After a sweet, two-kid egg hunt in the morning and coffee cake for breakfast, we continued to celebrate the occasion by going to the Giant Buddha, Po Lin Monastery and The Wisdom Path. Hong Kong is known for its very specific superlatives (e.g. the world's longest road-and-rail suspension bridge built in the last quarter of the twentieth century), so this Buddha is very precisely, the world's tallest outdoor, seated, bronze Buddha. It has two hundred and seventy-eight stairs to the base of it according my boy's count. Another fun thing about it is you can take a 25 minute long cable car (gondola) ride to get to it. Luckily for us it had re-opened in January after being closed for 8 months for repairs because a couple of the cars fell off last year.
You can only go to the base of the Buddha for free. In order to go inside to one of the higher tiers you have to pay. But the fee is not for going in; what you have to buy is a meal or snack ticket to the nearby vegetarian restaurant. We didn't buy a ticket, but I've read it's actually pretty good food.

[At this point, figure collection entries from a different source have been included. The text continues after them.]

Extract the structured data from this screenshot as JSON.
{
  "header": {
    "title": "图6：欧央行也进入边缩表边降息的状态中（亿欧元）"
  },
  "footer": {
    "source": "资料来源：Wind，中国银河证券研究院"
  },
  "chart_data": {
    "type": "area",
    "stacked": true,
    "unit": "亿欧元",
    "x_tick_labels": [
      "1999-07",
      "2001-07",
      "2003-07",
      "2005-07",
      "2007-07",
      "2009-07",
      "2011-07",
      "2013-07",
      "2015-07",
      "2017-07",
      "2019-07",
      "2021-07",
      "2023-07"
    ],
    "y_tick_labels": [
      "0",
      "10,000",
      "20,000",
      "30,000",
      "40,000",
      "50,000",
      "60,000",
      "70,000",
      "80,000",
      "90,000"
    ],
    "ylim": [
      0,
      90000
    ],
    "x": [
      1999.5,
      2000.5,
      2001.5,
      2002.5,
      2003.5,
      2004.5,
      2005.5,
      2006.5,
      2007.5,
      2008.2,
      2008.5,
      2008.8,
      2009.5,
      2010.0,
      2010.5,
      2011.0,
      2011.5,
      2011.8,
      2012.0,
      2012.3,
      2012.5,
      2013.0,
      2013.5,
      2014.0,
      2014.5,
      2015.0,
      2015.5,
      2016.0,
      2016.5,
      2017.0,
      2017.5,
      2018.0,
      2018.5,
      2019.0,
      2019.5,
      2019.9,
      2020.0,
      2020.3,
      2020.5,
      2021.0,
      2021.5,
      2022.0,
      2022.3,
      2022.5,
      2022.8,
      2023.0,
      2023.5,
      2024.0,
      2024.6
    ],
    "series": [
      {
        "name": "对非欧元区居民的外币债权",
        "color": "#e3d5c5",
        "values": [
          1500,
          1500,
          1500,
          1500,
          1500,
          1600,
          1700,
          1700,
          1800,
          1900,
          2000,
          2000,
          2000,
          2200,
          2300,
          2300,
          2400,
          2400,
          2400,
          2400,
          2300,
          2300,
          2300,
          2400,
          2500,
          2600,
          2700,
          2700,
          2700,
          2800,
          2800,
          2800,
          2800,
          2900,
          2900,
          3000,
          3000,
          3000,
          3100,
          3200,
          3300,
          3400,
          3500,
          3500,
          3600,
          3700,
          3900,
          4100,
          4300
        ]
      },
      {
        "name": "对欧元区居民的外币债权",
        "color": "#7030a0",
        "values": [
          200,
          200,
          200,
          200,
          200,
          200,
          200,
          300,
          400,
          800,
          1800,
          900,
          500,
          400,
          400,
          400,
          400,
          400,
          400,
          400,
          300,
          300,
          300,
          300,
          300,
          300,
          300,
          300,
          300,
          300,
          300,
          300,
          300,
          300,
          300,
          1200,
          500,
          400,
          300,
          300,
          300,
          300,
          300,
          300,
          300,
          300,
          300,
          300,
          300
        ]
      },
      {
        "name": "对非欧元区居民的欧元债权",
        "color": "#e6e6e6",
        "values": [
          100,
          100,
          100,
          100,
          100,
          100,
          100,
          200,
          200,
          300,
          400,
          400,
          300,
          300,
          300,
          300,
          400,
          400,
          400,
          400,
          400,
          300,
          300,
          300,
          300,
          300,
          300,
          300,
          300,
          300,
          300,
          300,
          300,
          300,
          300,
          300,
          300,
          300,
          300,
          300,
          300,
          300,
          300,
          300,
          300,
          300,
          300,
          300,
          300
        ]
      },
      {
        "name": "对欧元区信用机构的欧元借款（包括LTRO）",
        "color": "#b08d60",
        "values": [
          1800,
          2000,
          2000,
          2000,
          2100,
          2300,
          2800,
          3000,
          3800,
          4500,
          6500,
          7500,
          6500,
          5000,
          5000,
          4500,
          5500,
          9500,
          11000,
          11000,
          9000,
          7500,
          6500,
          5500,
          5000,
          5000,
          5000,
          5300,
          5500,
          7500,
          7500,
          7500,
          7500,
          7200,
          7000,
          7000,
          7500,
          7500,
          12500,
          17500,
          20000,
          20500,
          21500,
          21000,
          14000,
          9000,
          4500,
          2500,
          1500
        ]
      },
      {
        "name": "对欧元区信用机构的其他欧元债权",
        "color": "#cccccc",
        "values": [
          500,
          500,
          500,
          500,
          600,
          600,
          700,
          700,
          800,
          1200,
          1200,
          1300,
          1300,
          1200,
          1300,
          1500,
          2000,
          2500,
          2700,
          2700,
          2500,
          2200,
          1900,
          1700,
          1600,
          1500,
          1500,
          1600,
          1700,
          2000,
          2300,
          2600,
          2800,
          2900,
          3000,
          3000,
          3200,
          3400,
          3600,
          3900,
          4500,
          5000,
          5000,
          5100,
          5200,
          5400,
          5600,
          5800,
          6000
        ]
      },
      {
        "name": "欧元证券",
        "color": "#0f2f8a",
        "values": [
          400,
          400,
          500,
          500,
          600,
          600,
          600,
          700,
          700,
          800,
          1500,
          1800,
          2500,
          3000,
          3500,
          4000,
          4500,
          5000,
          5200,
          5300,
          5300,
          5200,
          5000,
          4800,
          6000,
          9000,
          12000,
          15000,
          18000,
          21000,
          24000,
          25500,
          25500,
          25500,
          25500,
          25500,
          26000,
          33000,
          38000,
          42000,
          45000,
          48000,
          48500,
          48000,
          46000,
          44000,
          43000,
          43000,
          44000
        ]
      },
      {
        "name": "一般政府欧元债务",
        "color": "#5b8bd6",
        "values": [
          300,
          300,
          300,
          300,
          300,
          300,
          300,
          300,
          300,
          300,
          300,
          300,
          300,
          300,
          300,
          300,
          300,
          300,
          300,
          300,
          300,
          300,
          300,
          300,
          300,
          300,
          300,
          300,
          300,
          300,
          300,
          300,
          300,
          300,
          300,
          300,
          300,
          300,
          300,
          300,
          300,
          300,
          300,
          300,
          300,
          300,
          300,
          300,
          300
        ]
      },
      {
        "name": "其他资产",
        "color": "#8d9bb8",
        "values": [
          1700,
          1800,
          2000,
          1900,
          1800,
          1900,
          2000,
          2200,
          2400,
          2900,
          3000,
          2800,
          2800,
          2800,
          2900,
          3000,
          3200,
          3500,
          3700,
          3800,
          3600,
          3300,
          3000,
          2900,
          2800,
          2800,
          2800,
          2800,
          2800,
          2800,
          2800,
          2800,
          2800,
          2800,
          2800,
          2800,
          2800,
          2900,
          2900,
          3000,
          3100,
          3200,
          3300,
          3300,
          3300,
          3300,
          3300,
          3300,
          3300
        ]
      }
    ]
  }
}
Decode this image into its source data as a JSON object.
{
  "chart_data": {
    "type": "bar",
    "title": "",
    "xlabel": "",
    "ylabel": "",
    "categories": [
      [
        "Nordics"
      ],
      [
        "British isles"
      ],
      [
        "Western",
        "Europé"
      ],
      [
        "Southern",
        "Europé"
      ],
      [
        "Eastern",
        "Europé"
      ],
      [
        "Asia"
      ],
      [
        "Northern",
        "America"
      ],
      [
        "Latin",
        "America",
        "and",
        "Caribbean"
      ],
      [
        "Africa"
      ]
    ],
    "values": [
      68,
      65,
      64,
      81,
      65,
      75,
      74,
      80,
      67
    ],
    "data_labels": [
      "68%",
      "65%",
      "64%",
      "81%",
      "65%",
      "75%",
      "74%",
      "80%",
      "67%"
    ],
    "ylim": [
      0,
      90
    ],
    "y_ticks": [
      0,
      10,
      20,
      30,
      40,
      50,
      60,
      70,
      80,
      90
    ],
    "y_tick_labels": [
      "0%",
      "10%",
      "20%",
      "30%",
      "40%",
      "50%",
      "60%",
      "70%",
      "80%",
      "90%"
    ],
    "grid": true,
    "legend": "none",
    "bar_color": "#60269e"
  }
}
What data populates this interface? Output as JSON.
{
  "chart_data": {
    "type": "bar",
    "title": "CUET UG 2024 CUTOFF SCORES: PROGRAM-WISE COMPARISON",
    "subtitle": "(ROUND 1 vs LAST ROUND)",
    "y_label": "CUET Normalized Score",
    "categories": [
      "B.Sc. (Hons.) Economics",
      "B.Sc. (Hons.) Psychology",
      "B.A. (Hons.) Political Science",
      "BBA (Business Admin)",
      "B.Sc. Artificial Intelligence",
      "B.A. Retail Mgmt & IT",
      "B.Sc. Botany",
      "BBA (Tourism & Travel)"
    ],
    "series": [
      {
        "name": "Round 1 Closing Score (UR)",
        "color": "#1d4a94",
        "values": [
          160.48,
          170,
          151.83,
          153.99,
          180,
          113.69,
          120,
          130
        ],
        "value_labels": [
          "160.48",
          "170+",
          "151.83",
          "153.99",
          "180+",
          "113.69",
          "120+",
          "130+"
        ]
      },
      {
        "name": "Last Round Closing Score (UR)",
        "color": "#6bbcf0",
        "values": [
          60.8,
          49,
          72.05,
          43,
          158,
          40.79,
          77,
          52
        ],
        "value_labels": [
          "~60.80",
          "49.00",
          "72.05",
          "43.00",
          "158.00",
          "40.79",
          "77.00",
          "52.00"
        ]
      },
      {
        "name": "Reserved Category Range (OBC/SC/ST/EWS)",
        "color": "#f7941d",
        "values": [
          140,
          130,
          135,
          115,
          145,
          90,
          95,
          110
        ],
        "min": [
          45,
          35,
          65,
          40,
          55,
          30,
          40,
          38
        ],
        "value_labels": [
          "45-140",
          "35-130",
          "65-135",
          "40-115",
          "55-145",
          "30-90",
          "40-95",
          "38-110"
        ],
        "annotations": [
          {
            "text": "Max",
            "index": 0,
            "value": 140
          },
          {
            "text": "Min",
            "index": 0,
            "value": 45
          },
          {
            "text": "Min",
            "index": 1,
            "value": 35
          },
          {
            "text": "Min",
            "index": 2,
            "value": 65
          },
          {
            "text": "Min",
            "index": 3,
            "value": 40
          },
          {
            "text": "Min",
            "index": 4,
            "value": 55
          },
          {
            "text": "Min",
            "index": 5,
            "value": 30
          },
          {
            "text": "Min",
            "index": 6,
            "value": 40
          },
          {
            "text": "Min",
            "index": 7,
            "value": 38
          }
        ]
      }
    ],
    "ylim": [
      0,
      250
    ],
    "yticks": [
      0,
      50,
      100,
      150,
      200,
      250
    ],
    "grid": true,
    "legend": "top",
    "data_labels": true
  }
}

While we were up there we started to hear chanting/singing from the monastery nearby. Though it wasn't nearly the call to prayer, it was still compelling. It was a beautiful monastery and lots of people were lighting incense of all sizes in the courtyards. I'd been to lots of temples in Korea and was bored silly with them, but with the prayers loud enough to feel in your bones and the heavy incense smoke, it was all quite other-worldly.
Nearby was the Wisdom Path which is described as "an outdoor replica of the centuries-old Heart Sutra, one of the world's best-known prayers that is revered by Confucians, Buddhists and Taoists alike. The sutra is displayed on wooden pillars placed in the form of an infinity sign to symbolize the immeasurable splendour of achieving emptiness." Despite that description, the pillars were dappled with moss and bark and looked like they belonged on those hills against that grey sky.